UPDATE1: 豪アクサ・アジア・パシフィック、103億米ドルの買収提案拒否
[シドニー/香港 9日 ロイター] 豪保険のアクサ・アジア・パシフィック・ホールディングス(AXA.AX: 株価, 企業情報, レポート)は9日、豪保険大手AMP(AMP.AX: 株価, 企業情報, レポート)と仏保険大手アクサ(AXAF.PA: 株価, 企業情報, レポート)による103億米ドルでの買収提案を拒否した。提案が受け入れられれば、アクサ・アジア・パシフィックの豪州資産は豪AMP、アジア諸国の資産は仏アクサの手に渡ることになっていた。
具体的には、仏アクサが持つ51%のアクサ・アジア・パシフィック株を含め、AMPがアクサ・アジア・パシフィックの株式100%を取得。その後、アクサ・アジア・パシフィックのアジア資産を仏アクサに売却することが提案されていた。

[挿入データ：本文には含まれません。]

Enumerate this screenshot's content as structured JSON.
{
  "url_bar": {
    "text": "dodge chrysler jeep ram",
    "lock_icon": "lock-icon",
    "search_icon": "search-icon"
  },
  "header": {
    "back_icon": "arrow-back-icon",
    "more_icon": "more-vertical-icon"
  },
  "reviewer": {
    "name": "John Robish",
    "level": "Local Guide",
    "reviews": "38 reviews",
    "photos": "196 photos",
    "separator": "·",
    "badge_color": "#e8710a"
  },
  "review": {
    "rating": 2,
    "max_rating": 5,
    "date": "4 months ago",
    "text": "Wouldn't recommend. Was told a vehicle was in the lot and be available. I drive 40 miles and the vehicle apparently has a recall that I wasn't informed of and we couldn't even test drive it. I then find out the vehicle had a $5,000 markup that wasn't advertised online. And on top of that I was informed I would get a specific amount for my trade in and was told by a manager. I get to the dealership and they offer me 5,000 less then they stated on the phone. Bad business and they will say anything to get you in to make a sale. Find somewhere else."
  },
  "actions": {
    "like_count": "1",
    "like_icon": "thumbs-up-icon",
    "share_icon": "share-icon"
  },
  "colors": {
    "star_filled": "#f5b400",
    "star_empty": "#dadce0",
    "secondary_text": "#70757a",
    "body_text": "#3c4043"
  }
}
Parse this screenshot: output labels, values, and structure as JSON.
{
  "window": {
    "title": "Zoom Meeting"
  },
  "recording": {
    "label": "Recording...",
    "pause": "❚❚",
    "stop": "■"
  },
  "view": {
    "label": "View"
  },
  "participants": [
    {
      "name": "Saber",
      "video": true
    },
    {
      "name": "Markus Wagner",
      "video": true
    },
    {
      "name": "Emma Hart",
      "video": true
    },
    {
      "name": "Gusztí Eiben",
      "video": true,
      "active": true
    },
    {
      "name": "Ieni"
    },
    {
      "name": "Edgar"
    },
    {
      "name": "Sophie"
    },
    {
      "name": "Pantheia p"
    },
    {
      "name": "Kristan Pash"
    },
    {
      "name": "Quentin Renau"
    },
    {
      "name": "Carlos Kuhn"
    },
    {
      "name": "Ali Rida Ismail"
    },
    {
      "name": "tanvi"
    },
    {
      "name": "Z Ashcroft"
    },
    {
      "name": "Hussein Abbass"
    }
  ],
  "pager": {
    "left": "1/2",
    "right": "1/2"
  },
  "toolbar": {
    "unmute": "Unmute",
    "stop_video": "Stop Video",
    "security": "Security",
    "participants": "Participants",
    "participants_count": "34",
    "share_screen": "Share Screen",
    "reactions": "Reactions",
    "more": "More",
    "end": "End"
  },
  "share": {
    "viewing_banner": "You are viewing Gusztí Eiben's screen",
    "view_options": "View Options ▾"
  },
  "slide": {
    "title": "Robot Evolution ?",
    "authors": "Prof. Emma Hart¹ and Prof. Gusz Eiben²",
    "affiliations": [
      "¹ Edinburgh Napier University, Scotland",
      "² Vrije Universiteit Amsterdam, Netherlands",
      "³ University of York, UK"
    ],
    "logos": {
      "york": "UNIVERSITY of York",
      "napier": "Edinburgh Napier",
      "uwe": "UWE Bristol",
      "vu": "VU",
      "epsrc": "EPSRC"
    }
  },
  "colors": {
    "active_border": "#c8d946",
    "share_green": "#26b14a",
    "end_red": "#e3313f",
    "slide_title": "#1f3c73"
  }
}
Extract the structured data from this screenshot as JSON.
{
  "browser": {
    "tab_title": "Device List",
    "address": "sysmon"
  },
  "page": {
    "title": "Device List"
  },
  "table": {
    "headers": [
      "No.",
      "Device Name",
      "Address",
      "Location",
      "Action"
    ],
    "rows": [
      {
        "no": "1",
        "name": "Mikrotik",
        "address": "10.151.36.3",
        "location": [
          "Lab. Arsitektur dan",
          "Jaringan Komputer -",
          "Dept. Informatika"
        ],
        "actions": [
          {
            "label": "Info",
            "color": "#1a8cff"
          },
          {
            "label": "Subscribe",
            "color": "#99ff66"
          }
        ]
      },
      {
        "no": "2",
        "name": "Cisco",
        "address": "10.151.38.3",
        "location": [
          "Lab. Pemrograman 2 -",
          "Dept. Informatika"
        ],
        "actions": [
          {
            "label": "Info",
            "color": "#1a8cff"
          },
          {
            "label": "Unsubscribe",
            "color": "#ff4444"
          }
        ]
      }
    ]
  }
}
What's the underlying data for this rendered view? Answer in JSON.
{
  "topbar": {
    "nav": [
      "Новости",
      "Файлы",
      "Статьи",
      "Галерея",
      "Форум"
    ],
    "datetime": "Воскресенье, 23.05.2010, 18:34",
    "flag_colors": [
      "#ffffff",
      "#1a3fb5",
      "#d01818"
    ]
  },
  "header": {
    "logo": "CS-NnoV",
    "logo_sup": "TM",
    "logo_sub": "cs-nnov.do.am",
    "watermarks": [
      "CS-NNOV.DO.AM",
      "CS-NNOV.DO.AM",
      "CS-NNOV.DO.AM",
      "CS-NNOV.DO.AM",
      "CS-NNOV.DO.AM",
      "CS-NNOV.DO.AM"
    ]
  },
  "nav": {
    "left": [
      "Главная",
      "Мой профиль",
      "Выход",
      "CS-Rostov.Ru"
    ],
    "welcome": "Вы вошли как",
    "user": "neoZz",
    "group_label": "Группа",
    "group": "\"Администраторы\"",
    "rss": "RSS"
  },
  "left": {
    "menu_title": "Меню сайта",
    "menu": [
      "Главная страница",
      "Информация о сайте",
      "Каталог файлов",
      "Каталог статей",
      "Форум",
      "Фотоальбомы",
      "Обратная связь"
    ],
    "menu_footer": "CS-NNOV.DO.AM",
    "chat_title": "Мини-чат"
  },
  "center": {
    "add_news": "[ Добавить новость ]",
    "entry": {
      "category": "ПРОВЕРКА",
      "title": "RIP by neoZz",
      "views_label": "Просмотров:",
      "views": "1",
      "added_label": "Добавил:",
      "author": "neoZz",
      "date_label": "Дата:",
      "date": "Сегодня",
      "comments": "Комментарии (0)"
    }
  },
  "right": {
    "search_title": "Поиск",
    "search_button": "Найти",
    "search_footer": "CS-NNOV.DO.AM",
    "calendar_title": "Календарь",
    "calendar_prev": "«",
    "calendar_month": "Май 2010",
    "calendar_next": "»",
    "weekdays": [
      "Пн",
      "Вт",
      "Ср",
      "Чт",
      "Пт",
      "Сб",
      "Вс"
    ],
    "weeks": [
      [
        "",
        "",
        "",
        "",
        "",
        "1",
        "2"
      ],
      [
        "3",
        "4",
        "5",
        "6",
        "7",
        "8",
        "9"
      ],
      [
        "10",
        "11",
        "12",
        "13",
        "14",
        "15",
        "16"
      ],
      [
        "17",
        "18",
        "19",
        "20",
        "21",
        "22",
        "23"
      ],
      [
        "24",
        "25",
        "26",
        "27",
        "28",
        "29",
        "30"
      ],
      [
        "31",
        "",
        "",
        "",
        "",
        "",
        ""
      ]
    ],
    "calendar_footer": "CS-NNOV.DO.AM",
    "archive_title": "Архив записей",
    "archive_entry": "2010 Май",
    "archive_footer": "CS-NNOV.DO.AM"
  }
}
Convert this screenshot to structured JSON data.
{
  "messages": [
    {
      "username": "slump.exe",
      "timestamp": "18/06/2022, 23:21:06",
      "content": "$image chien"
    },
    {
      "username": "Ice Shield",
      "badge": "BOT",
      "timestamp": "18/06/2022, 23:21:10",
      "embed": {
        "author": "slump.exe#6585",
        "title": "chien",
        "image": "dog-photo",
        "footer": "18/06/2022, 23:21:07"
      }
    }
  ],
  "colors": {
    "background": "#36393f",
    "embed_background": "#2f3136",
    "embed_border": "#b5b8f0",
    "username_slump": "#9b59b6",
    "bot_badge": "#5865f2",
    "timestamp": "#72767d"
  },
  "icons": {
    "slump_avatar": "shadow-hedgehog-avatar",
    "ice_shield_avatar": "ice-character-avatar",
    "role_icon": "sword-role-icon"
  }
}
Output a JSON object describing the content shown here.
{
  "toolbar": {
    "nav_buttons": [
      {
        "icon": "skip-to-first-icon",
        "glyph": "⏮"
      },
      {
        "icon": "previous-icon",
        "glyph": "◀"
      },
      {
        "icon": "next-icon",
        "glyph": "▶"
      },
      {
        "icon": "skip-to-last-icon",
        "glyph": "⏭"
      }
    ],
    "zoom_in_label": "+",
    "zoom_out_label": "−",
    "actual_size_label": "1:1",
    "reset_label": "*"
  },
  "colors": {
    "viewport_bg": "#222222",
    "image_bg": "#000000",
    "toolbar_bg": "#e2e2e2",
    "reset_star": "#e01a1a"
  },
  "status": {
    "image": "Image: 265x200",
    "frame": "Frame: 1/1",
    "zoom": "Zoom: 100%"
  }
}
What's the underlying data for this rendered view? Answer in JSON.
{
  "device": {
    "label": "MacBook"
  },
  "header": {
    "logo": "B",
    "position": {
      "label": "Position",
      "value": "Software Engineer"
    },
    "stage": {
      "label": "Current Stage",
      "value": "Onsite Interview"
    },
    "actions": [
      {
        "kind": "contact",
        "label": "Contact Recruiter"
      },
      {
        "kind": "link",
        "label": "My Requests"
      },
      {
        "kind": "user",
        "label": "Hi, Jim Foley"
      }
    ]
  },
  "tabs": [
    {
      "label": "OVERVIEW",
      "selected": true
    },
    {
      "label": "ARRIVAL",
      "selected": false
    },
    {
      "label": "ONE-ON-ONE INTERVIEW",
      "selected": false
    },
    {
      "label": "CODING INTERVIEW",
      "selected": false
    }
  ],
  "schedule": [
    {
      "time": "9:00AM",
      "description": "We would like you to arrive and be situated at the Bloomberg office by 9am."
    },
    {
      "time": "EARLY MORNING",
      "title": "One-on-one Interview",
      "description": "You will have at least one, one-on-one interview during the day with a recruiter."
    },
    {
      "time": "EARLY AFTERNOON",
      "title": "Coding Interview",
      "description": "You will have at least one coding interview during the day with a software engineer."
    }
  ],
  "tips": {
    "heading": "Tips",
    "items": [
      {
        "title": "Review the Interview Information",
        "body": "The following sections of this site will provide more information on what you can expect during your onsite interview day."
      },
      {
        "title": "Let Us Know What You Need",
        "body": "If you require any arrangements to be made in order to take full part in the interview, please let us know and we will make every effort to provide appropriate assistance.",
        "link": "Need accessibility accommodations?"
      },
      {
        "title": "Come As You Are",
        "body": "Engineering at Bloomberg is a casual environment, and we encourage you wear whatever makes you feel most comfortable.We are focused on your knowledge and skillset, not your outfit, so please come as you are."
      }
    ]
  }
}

アクサ・アジア・パシフィックのアラート会長は、同提案はアクサ・アジア・パシフィックの企業価値を「著しく過小評価している」と述べた。
ただアナリストは、これらの当事者が合意にこぎつける可能性が高いとみている。
マンダリン・ジェスチョンのファンドマネジャー、ファビエンヌ・ジラール・トカイ氏は「提示額を過度に引き上げる用意はアクサにないだろうが、恐らく合意が成立するだろう」と述べた上で、「アクサ・アジア・パシフィックは優良資産の1つであり、少数株主持ち分を買い取るのは非常に良い考えだ」と指摘した。
パリのアクサのスポークスマンは、アクサ・アジア・パシフィックに対する提示額が引き上げられるかどうかについてコメントを拒否した。
AMPの提案は、アクサ・アジア・パシフィックの株式1株に対し、AMPの株式0.6896株と現金1.3796豪ドルの支払いでアクサ・アジア・パシフィックを買収するもの。AMP株の6日の終値に基づくと、アクサ・アジア・パシフィックの企業価値は112億豪ドルと試算される。